In the second-largest settlement negotiated by the agency under the Fair Credit Reporting Act, the Federal Trade Commission reached a deal with Certegy Check Services for $3.5 million based on allegations that the company failed to follow the correct dispute procedures under the Act.

Florida-based Certegy – one of the largest check authorization service providers in the country – compiles information about consumers to help merchants decide whether to accept their checks. But according to the FTC, Certegy failed to follow reasonable procedures to “assure maximum possible accuracy” of the information provided to retailers and then exacerbated the problem by not following the appropriate dispute procedures required by the FCRA.

Specifically, the defendant failed to timely investigate consumer disputes and follow up by deleting inaccurate, incomplete, or unverifiable information. The company also lacked a streamlined process so that consumers could get a free copy of Certegy’s report on them, the agency said.

According to FTC, instead of investigating information disputed by consumers, the defendant passed the responsibility off to the consumer. According to the complaint, “If a consumer disputes that he has a returned check from a particular merchant, Certegy requires the consumer to contract the merchant himself to resolve the dispute,” and “When the decline is a result of an ‘invalid’ ID, Certegy requires that the consumer obtain and send driving records to Certegy to ‘prevent future declines." 

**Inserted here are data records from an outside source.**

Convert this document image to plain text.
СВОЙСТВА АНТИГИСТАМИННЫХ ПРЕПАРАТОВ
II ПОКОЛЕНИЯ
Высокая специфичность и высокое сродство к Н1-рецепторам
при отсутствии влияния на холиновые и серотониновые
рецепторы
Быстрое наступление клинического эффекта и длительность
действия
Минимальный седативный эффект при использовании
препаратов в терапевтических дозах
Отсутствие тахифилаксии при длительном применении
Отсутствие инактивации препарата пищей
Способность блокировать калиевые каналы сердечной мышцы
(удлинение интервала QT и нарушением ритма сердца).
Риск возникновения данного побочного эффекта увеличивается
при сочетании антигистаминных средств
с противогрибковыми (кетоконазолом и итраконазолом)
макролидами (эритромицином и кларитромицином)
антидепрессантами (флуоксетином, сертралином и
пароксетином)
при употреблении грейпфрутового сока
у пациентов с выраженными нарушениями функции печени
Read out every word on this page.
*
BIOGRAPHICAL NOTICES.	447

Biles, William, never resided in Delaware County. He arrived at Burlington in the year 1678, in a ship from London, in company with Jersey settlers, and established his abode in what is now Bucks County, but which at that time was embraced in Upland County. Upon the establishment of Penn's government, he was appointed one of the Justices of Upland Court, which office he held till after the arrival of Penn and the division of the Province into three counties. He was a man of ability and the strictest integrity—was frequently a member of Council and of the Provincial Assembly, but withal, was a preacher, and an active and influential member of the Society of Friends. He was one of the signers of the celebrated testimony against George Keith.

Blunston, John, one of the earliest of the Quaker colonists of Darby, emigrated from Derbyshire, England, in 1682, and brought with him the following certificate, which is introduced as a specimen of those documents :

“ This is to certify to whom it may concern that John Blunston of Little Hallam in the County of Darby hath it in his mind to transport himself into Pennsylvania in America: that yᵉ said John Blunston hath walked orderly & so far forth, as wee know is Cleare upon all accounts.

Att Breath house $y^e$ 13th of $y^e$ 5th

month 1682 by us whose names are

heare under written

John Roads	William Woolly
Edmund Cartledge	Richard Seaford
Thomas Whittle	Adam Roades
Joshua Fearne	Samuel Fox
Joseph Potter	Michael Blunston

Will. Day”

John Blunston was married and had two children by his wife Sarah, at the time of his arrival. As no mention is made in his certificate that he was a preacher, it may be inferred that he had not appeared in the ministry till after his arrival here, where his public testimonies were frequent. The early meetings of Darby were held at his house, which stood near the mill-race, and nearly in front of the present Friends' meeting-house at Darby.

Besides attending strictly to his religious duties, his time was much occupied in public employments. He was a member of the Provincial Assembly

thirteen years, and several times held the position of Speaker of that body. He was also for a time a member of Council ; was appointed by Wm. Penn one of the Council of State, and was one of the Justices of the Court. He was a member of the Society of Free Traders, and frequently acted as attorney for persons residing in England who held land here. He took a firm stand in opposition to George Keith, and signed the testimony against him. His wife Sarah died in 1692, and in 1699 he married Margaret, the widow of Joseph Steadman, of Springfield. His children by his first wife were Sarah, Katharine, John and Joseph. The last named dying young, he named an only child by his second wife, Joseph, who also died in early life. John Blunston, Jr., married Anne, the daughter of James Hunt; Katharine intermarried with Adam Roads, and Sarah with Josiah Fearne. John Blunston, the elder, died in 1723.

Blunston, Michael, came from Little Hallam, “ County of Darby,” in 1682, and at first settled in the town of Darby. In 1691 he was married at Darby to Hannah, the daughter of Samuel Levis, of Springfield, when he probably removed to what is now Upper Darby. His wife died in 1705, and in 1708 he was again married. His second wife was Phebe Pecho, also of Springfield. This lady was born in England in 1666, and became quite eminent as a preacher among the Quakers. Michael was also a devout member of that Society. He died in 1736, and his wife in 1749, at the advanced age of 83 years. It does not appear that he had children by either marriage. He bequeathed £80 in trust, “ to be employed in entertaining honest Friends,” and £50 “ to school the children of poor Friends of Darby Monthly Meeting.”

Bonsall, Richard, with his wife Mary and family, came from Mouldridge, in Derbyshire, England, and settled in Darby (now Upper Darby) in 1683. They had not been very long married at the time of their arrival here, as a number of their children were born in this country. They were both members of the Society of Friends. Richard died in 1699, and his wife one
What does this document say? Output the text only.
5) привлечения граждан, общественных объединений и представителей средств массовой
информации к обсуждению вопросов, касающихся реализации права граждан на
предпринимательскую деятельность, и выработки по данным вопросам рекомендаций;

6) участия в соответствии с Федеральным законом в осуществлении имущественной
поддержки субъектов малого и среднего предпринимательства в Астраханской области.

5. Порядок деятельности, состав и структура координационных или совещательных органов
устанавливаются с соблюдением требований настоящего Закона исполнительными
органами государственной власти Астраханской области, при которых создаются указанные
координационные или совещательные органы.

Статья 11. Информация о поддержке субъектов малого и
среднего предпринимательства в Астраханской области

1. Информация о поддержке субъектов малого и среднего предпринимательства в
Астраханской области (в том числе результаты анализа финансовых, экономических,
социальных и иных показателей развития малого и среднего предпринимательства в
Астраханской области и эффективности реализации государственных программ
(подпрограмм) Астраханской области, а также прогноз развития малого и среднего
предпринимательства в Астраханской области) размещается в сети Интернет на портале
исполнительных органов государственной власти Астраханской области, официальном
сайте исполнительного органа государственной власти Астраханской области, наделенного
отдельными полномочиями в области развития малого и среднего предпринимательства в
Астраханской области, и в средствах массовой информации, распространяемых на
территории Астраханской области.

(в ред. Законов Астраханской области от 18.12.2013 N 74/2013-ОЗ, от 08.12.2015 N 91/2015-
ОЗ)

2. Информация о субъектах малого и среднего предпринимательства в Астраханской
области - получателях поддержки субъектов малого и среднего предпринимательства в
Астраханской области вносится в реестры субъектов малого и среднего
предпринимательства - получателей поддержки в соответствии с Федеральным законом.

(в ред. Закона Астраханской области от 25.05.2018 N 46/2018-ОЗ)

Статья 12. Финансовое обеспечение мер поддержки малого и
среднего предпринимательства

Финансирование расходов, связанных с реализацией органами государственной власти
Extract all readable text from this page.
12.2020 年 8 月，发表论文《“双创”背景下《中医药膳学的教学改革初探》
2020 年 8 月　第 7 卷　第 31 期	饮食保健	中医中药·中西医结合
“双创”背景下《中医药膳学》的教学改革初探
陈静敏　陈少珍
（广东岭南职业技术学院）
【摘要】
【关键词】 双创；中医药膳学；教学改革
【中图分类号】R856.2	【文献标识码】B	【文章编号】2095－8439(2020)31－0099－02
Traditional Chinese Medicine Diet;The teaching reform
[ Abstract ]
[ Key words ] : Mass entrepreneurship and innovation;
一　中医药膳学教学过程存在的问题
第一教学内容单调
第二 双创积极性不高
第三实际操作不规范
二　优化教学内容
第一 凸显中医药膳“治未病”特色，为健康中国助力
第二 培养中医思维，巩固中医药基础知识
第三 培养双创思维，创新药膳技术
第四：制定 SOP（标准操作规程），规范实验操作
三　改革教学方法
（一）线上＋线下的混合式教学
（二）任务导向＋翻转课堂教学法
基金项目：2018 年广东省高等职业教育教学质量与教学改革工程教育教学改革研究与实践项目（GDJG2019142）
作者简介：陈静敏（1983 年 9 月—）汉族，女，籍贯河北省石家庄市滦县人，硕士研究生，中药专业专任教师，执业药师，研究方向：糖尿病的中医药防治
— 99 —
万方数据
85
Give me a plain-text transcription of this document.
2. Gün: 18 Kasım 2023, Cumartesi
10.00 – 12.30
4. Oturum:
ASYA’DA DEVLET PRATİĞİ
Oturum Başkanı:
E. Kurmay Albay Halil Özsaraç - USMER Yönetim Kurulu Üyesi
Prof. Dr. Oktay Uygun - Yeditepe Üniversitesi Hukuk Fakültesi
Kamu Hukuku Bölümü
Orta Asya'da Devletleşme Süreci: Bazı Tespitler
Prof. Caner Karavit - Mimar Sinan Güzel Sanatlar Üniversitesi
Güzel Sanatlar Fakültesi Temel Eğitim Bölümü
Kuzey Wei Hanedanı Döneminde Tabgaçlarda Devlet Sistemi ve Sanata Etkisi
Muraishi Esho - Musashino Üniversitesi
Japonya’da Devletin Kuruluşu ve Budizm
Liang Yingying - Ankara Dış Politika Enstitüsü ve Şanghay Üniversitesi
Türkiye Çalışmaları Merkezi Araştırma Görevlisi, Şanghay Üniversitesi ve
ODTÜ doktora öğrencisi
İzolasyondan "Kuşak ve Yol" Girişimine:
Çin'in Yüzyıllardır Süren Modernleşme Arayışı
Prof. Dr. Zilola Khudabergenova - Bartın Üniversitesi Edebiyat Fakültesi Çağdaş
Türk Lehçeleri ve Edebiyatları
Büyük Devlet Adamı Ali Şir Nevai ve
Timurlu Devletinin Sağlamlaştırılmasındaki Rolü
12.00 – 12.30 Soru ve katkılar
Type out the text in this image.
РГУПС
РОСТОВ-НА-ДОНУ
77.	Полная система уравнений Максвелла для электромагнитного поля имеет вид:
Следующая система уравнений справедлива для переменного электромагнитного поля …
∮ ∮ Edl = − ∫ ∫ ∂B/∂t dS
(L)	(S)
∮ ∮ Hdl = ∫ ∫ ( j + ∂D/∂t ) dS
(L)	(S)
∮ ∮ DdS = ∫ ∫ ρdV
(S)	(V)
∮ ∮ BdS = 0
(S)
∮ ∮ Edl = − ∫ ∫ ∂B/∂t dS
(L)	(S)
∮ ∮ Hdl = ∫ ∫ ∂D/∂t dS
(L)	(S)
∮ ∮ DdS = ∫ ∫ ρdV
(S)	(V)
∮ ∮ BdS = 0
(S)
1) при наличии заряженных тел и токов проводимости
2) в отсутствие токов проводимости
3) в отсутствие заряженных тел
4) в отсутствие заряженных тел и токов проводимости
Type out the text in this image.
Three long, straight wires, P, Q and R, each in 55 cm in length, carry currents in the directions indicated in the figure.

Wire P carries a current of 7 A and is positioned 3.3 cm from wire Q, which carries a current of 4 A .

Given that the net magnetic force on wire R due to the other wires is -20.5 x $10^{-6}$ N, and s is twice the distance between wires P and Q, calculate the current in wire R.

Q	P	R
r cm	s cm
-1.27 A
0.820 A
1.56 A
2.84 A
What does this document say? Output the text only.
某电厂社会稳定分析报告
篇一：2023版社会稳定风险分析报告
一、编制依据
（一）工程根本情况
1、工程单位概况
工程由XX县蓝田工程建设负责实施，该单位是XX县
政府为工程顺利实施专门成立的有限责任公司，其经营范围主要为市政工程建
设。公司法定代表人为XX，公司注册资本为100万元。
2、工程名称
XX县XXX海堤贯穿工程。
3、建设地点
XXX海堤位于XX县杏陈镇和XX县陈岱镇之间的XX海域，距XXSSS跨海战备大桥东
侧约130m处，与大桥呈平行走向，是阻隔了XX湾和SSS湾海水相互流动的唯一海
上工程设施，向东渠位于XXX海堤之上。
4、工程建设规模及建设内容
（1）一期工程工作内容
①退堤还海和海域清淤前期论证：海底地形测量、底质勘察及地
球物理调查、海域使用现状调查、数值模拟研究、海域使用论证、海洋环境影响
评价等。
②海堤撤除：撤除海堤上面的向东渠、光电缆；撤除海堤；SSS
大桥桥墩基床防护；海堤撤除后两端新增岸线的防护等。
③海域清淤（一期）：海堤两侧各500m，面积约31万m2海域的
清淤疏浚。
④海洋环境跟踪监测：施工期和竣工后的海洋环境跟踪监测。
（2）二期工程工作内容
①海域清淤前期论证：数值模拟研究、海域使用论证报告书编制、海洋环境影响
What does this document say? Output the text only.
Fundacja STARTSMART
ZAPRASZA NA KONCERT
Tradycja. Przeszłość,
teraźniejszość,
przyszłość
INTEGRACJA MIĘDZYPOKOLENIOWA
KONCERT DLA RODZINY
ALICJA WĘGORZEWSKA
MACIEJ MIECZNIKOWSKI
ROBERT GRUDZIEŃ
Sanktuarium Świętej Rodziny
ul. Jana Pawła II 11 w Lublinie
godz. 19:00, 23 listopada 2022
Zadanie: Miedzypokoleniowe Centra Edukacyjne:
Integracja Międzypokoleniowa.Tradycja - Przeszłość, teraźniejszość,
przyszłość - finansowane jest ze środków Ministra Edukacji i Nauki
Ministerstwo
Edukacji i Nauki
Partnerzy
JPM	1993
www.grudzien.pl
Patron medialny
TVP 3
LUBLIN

The suit was also the first filed by the agency under the Furnisher Rule, which took effect July 1, 2010.

Pursuant to the terms of the settlement, Certegy is banned from future violations of the FCRA and must pay $3.5 million to the agency. The company also agreed to change its practices. It would henceforth no longer require that consumers contact third parties to resolve disputes and it agreed to provide consumers with copies of their reports within 15 days after receipt of a request.

To read the complaint and the stipulated final judgment in U.S. v. Certegy Check Services, click here.

Why it matters: The agency said the case against Certegy is part of a broader initiative targeting data brokers. “Inaccurate information in a consumer reporting agency’s file can have a huge impact on a person’s everyday life, starting with their check being denied at the grocery store,”  Jessica L. Rich, director of the FTC’s Bureau of Consumer Protection, said in a press release about the suit. “In this case, we alleged that Certegy delivered a one-two punch: the company not only failed to assure that the information it provided to retailers was accurate, but it also failed to follow proper dispute procedures. Today’s settlement will benefit consumers who use checks to pay for essential goods and services, including many older consumers and people without alternate means of payment, such as credit cards."